Er nutzte die Verbindung, um Fotos und Videos der Stadt zu verschicken und Familie und Freunden zu zeigen, dass er noch lebte. Zudem sichtete er die Meldungslage über Nachrichtenwebsites und Telegram-Kanäle, um andere Menschen im Haus, deren Geräte keinen Strom mehr hatten, mit Informationen zu versorgen. "Die Stadt verfügt über keine Informationen, die Menschen haben kein Internet, Fernsehen oder mobilen Empfang", schildert er die Lage. "Sie wissen nicht, was im Land oder auf der Welt passiert. Sie wissen nichts. Sie wissen nur, dass sie und ihre Kinder leben wollen."

Per Dieselgenerator ins Netz

Die Versorgung durch den letzten Funkturm der Stadt war freilich nicht 24 Stunden pro Tag möglich. Er wurde von den Mitarbeitern manuell mithilfe eines Dieselgenerators in Betrieb genommen. Die Verbindung war, auch aufgrund des Andrangs, oft lückenhaft und langsam, aber eben für viele Menschen die letzte Option, Kontakt über die Grenzen ihrer Nachbarschaft hinaus herzustellen.

Das Office des Telekom-Konzerns befindet sich in der Budiwel'nykiw-Allee zwischen einem Supermarkt und einem griechischen Kulturzentrum.

Schließlich setzte am 21. März Artilleriebeschuss auf das Gebäude von Kyivstar auch dieser Möglichkeit ein Ende, dokumentiert Forbes. Angestellte nahmen vor ihrer Flucht noch Fotos der großteils zerstörten Büros auf. Diese zeigen ein von Trümmern übersätes, unzugänglich gemachtes Erdgeschoß. Laut Wolodymyr Lutschenko, Technikchef von Kyivstar, sind die Techniker, die den letzten Funkturm in Betrieb gehalten haben – Stand: 25. März – noch am Leben.

Kommunikationsinfrastruktur als bevorzugtes Ziel

Russlands Armee beschießt Kommunikationsinfrastruktur wie Mobilfunkmasten und Fernsehtürme gezielt. Mariupol ist auch nicht die einzige ukrainische Stadt, in der die elektronische Kommunikation de facto lahmgelegt ist. Das dezentralisierte Kabelnetz macht die Internetinfrastruktur zwar insgesamt recht resilient, gegen physische Zerstörung und Stromausfälle ist aber auch sie nicht gewappnet.

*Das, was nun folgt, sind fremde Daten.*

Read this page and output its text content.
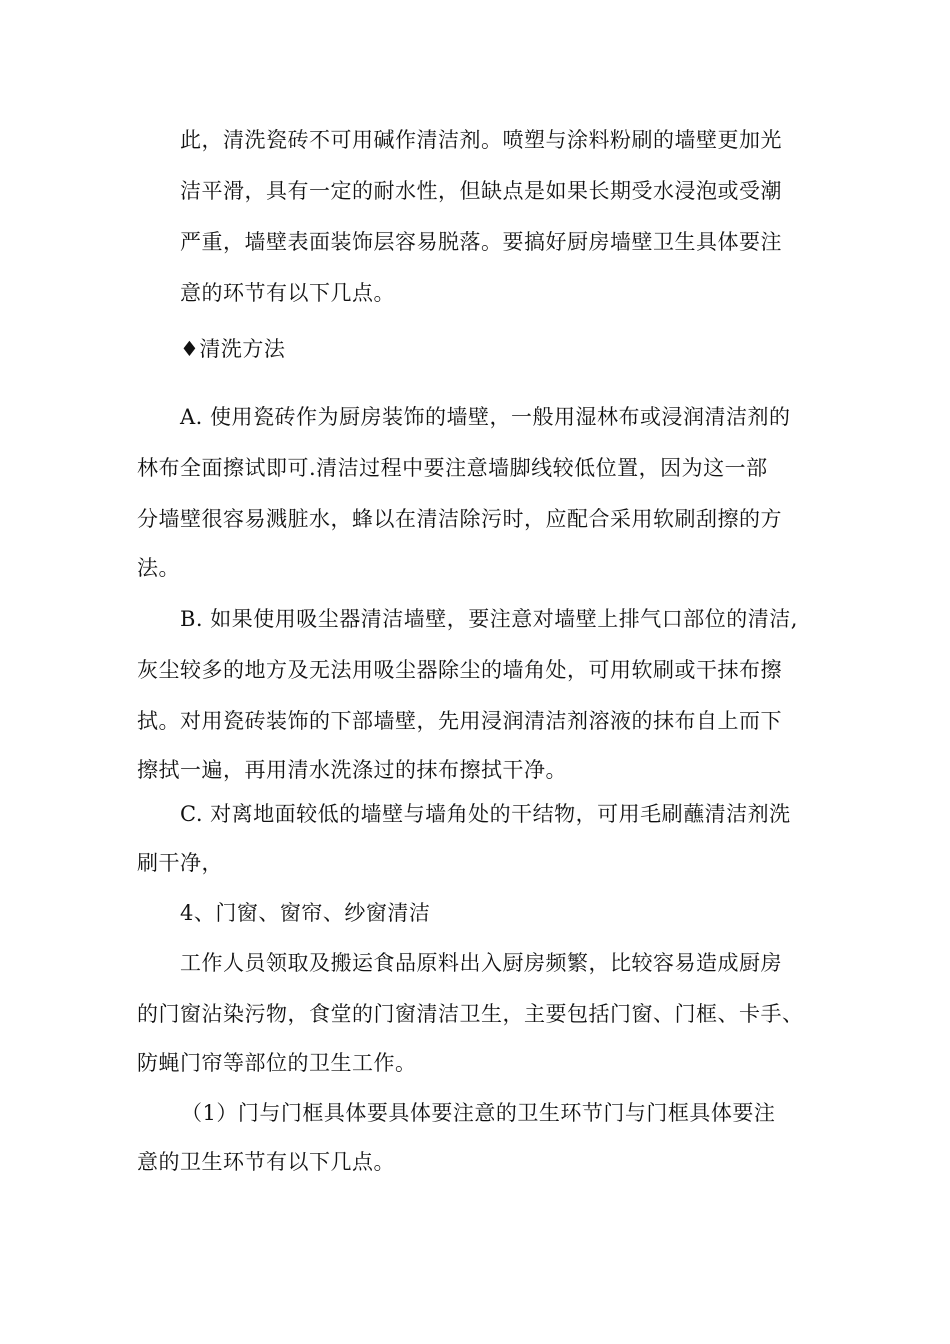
此，清洗瓷砖不可用碱作清洁剂。喷塑与涂料粉刷的墙壁更加光

洁平滑，具有一定的耐水性，但缺点是如果长期受水浸泡或受潮

严重，墙壁表面装饰层容易脱落。要搞好厨房墙壁卫生具体要注

意的环节有以下几点。

♦清洗方法

A. 使用瓷砖作为厨房装饰的墙壁，一般用湿林布或浸润清洁剂的

林布全面擦试即可.清洁过程中要注意墙脚线较低位置，因为这一部

分墙壁很容易溅脏水，蜂以在清洁除污时，应配合采用软刷刮擦的方

法。

B. 如果使用吸尘器清洁墙壁，要注意对墙壁上排气口部位的清洁,

灰尘较多的地方及无法用吸尘器除尘的墙角处，可用软刷或干抹布擦

拭。对用瓷砖装饰的下部墙壁，先用浸润清洁剂溶液的抹布自上而下

擦拭一遍，再用清水洗涤过的抹布擦拭干净。

C. 对离地面较低的墙壁与墙角处的干结物，可用毛刷蘸清洁剂洗

刷干净，

4、门窗、窗帘、纱窗清洁

工作人员领取及搬运食品原料出入厨房频繁，比较容易造成厨房

的门窗沾染污物，食堂的门窗清洁卫生，主要包括门窗、门框、卡手、

防蝇门帘等部位的卫生工作。

（1）门与门框具体要具体要注意的卫生环节门与门框具体要注

意的卫生环节有以下几点。
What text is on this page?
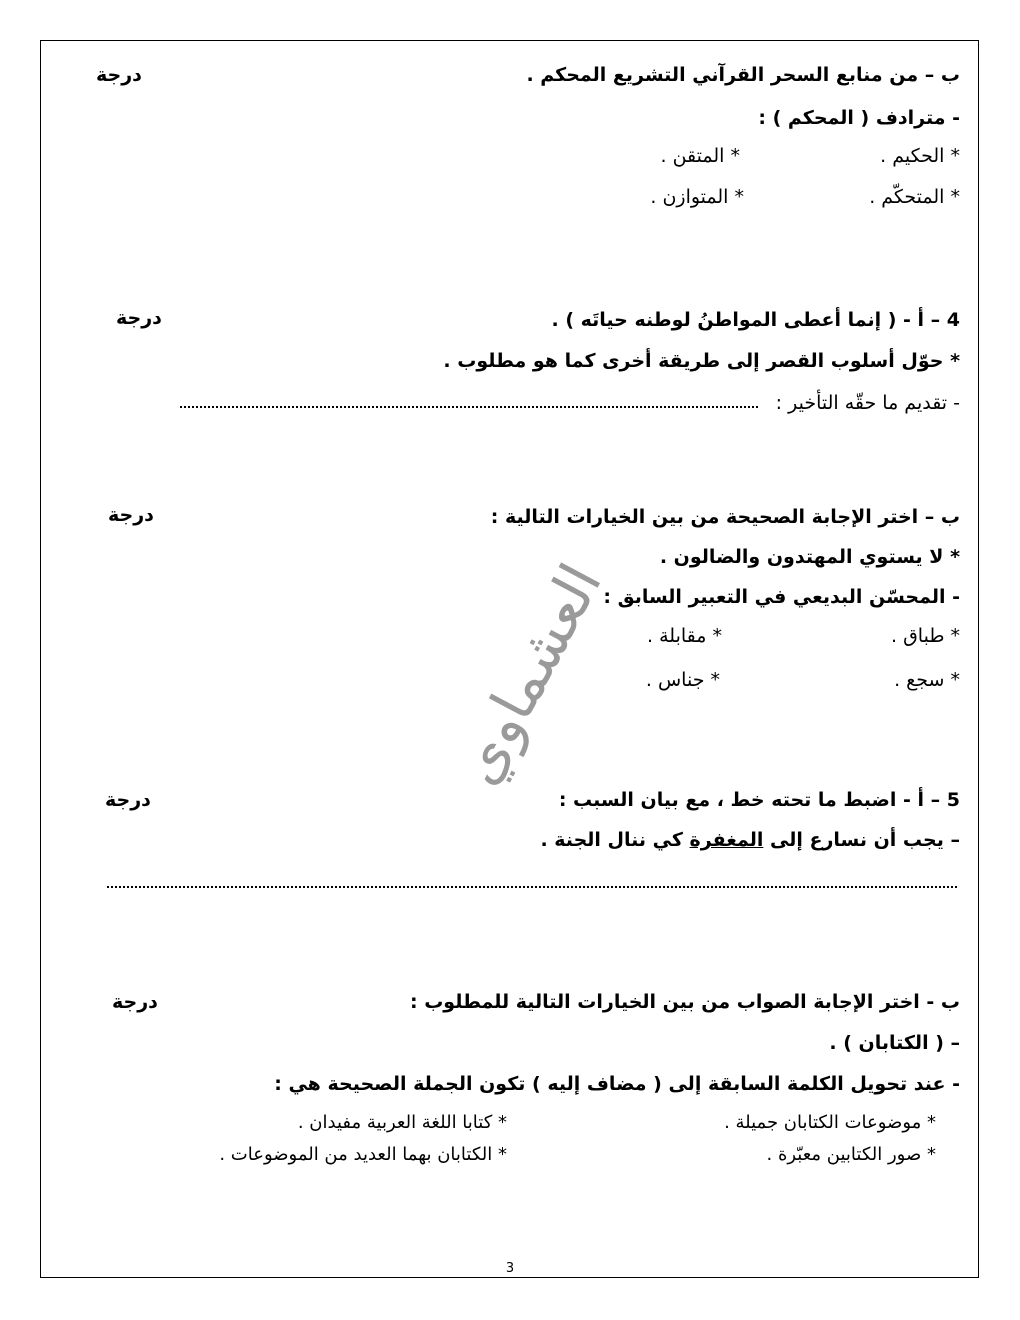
العشماوي
ب – من منابع السحر القرآني التشريع المحكم .
درجة
- مترادف ( المحكم ) :
* الحكيم .
* المتقن .
* المتحكّم .
* المتوازن .
4 – أ - ( إنما أعطى المواطنُ لوطنه حياتَه ) .
درجة
* حوّل أسلوب القصر إلى طريقة أخرى كما هو مطلوب .
- تقديم ما حقّه التأخير :
ب – اختر الإجابة الصحيحة من بين الخيارات التالية :
درجة
* لا يستوي المهتدون والضالون .
- المحسّن البديعي في التعبير السابق :
* طباق .
* مقابلة .
* سجع .
* جناس .
5 – أ - اضبط ما تحته خط ، مع بيان السبب :
درجة
– يجب أن نسارع إلى المغفرة كي ننال الجنة .
ب - اختر الإجابة الصواب من بين الخيارات التالية للمطلوب :
درجة
– ( الكتابان ) .
- عند تحويل الكلمة السابقة إلى ( مضاف إليه ) تكون الجملة الصحيحة هي :
* موضوعات الكتابان جميلة .
* كتابا اللغة العربية مفيدان .
* صور الكتابين معبّرة .
* الكتابان بهما العديد من الموضوعات .
3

Das Büro von Kyivstar, nachdem es Ziel eines russischen Angriffs geworden war.
Foto: Kyivstar/Wired

Die Unterbrechung des Informationsflusses in und aus Kampfgebieten erschwert der ukrainischen Armee den Abwehrkampf sowie die Dokumentation von Kriegsverbrechen und die Koordination und Kommunikation von Evakuierungsmaßnahmen. Allerdings dürfte das Vorgehen auch für die russische Armee selbst ein Problem darstellen. Denn deren verschlüsseltes Funksystem Era benötigt 3G- und 4G-Anbindung.

Neben mangelhafter Ausstattung der Soldaten und Fahrzeuge könnte dies ein Grund dafür sein, warum russische Einheiten immer wieder über unverschlüsselte Verbindungen kommunizieren, die von ukrainischen Militärs, Geheimdienstlern und teilweise auch von Funkamateuren abgehört werden. (gpi, 4.4.22)

Update 5.4., 8:20 Uhr: Informationen zur Muttergesellschaft von Kyivstar berichtigt. Diese heißt mittlerweile Veon, die norwegische Telenor ist seit 2019 nicht mehr beteiligt.